Inaccuracies in load forecasts have important consequences—for consumers’ costs as well as for grid reliability. Load forecasts that under-estimate actual demand can lead to resource adequacy risks and a risk of under-serving customers due to insufficient infrastructure. Conversely, load forecasts that over-estimate demand could result in higher electricity prices to utility customers because infrastructure could be built but not ultimately needed. Utilities need accurate forecasts in order to efficiently plan and construct the necessary generation, transmission, and other facilities needed to serve new large loads together with other loads.
”Large load forecasting is rapidly developing,” said John D. Wilson, of Grid Strategies LLC and project team lead. “The study and recommendations benefited from the active engagement of about two dozen utilities and many other experts. Everyone is eager to learn and improve.”

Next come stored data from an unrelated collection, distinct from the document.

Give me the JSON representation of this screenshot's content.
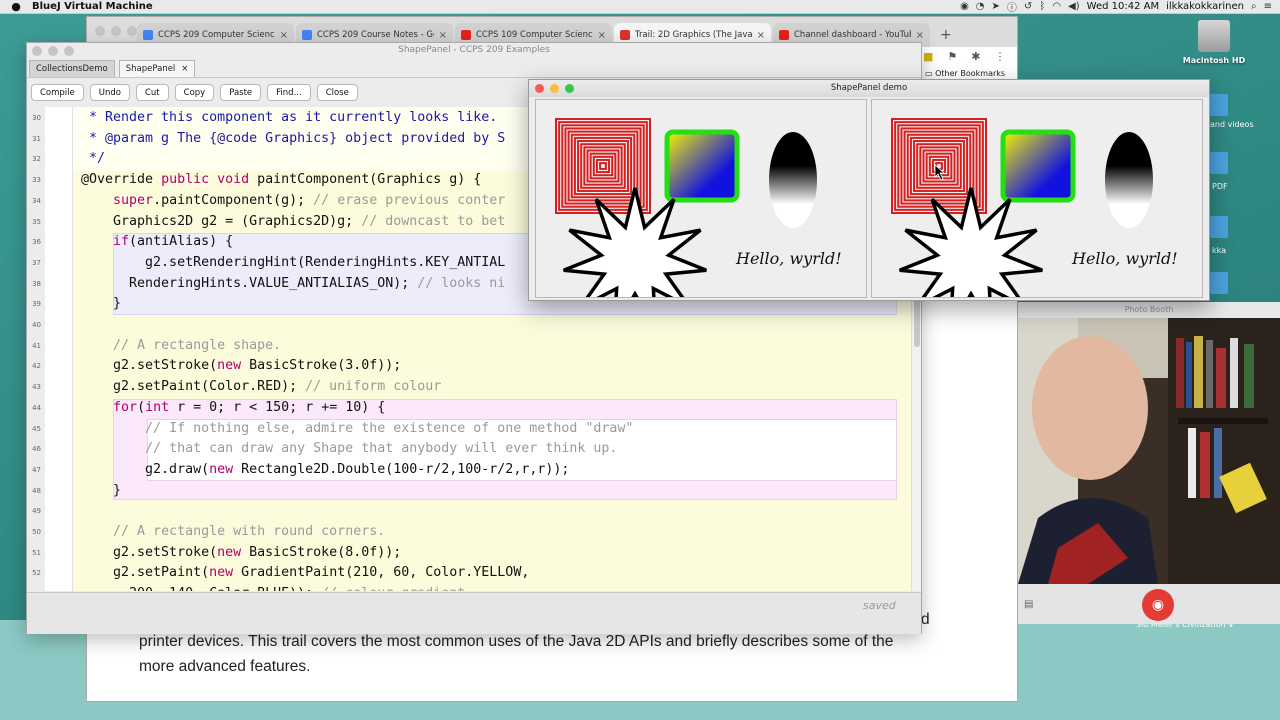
{
  "menubar": {
    "app_name": "BlueJ Virtual Machine",
    "clock": "Wed 10:42 AM",
    "user": "ilkkakokkarinen"
  },
  "browser": {
    "tabs": [
      {
        "label": "CCPS 209 Computer Science I",
        "color": "#4285f4"
      },
      {
        "label": "CCPS 209 Course Notes - Goo",
        "color": "#4285f4"
      },
      {
        "label": "CCPS 109 Computer Science I",
        "color": "#e62117"
      },
      {
        "label": "Trail: 2D Graphics (The Java™",
        "color": "#d9342b"
      },
      {
        "label": "Channel dashboard - YouTube",
        "color": "#e62117"
      }
    ],
    "new_tab": "+",
    "bookmarks_label": "Other Bookmarks",
    "page_text_line1": "printer devices. This trail covers the most common uses of the Java 2D APIs and briefly describes some of the",
    "page_text_line2": "more advanced features.",
    "page_text_fragment": "d"
  },
  "bluej": {
    "window_title": "ShapePanel - CCPS 209 Examples",
    "tabs": [
      "CollectionsDemo",
      "ShapePanel"
    ],
    "tab_close": "×",
    "toolbar": [
      "Compile",
      "Undo",
      "Cut",
      "Copy",
      "Paste",
      "Find...",
      "Close"
    ],
    "status": "saved",
    "lines": [
      {
        "n": "30",
        "html": "<span class='jd'> * Render this component as it currently looks like.</span>"
      },
      {
        "n": "31",
        "html": "<span class='jd'> * @param g The {@code Graphics} object provided by S</span>"
      },
      {
        "n": "32",
        "html": "<span class='jd'> */</span>"
      },
      {
        "n": "33",
        "html": "@Override <span class='kw'>public void</span> paintComponent(Graphics g) {"
      },
      {
        "n": "34",
        "html": "    <span class='kw'>super</span>.paintComponent(g); <span class='cm'>// erase previous conter</span>"
      },
      {
        "n": "35",
        "html": "    Graphics2D g2 = (Graphics2D)g; <span class='cm'>// downcast to bet</span>"
      },
      {
        "n": "36",
        "html": "    <span class='kw'>if</span>(antiAlias) {"
      },
      {
        "n": "37",
        "html": "        g2.setRenderingHint(RenderingHints.KEY_ANTIAL"
      },
      {
        "n": "38",
        "html": "      RenderingHints.VALUE_ANTIALIAS_ON); <span class='cm'>// looks ni</span>"
      },
      {
        "n": "39",
        "html": "    }"
      },
      {
        "n": "40",
        "html": ""
      },
      {
        "n": "41",
        "html": "    <span class='cm'>// A rectangle shape.</span>"
      },
      {
        "n": "42",
        "html": "    g2.setStroke(<span class='kw'>new</span> BasicStroke(3.0f));"
      },
      {
        "n": "43",
        "html": "    g2.setPaint(Color.RED); <span class='cm'>// uniform colour</span>"
      },
      {
        "n": "44",
        "html": "    <span class='kw'>for</span>(<span class='kw'>int</span> r = 0; r &lt; 150; r += 10) {"
      },
      {
        "n": "45",
        "html": "        <span class='cm'>// If nothing else, admire the existence of one method \"draw\"</span>"
      },
      {
        "n": "46",
        "html": "        <span class='cm'>// that can draw any Shape that anybody will ever think up.</span>"
      },
      {
        "n": "47",
        "html": "        g2.draw(<span class='kw'>new</span> Rectangle2D.Double(100-r/2,100-r/2,r,r));"
      },
      {
        "n": "48",
        "html": "    }"
      },
      {
        "n": "49",
        "html": ""
      },
      {
        "n": "50",
        "html": "    <span class='cm'>// A rectangle with round corners.</span>"
      },
      {
        "n": "51",
        "html": "    g2.setStroke(<span class='kw'>new</span> BasicStroke(8.0f));"
      },
      {
        "n": "52",
        "html": "    g2.setPaint(<span class='kw'>new</span> GradientPaint(210, 60, Color.YELLOW,"
      },
      {
        "n": "53",
        "html": "      200, 140, Color.BLUE)); <span class='cm'>// colour gradient</span>"
      }
    ]
  },
  "demo": {
    "title": "ShapePanel demo",
    "hello_text": "Hello, wyrld!",
    "colors": {
      "red": "#d42020",
      "green": "#22e011",
      "yellow": "#f5f500",
      "blue": "#1212e0"
    }
  },
  "photobooth": {
    "title": "Photo Booth",
    "camera_icon": "camera-icon"
  },
  "desktop": {
    "hd_label": "Macintosh HD",
    "side_labels": [
      "and videos",
      "PDF",
      "kka",
      "Sid Meier's Civilization V"
    ]
  }
}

The report recommends that the industry adopt clear definitions for five core metrics that large load forecasts can use to characterize and evaluate new loads: (1) project realization (the rate at which projects included in the load forecast are placed in service), (2) energization date (the schedule for when a load will be placed into commercial operation), (3) load realization (the forecast peak load once new load projects fully ramp up to maximum operation), (4) load ramping (the monthly or annual forecast of demand from initial project energization to full forecast peak load), and (5) load factor (actual energy use as a proportion of peak demand) and load shape (more detailed energy use information such as an hourly schedule). Together, these describe whether, when, and how completely large load projects materialize and how they use electricity over time.
“The consistent application of these metrics across forecasts will improve comparability and allow for more effective validation of large load forecasting practices and assumptions,” said Sophie Meyer, of Grid Strategies, who assisted with leadership of the project team.
The report includes ten recommendations to help more accurately measure—and reduce—load forecast uncertainty. The better a utility understands its load forecast, the more efficient and effective its transmission and generation resource planning can be. The recommendations also consider the needed steps and data to improve consistency across utilities, and address the potential for load flexibility for new large load customers.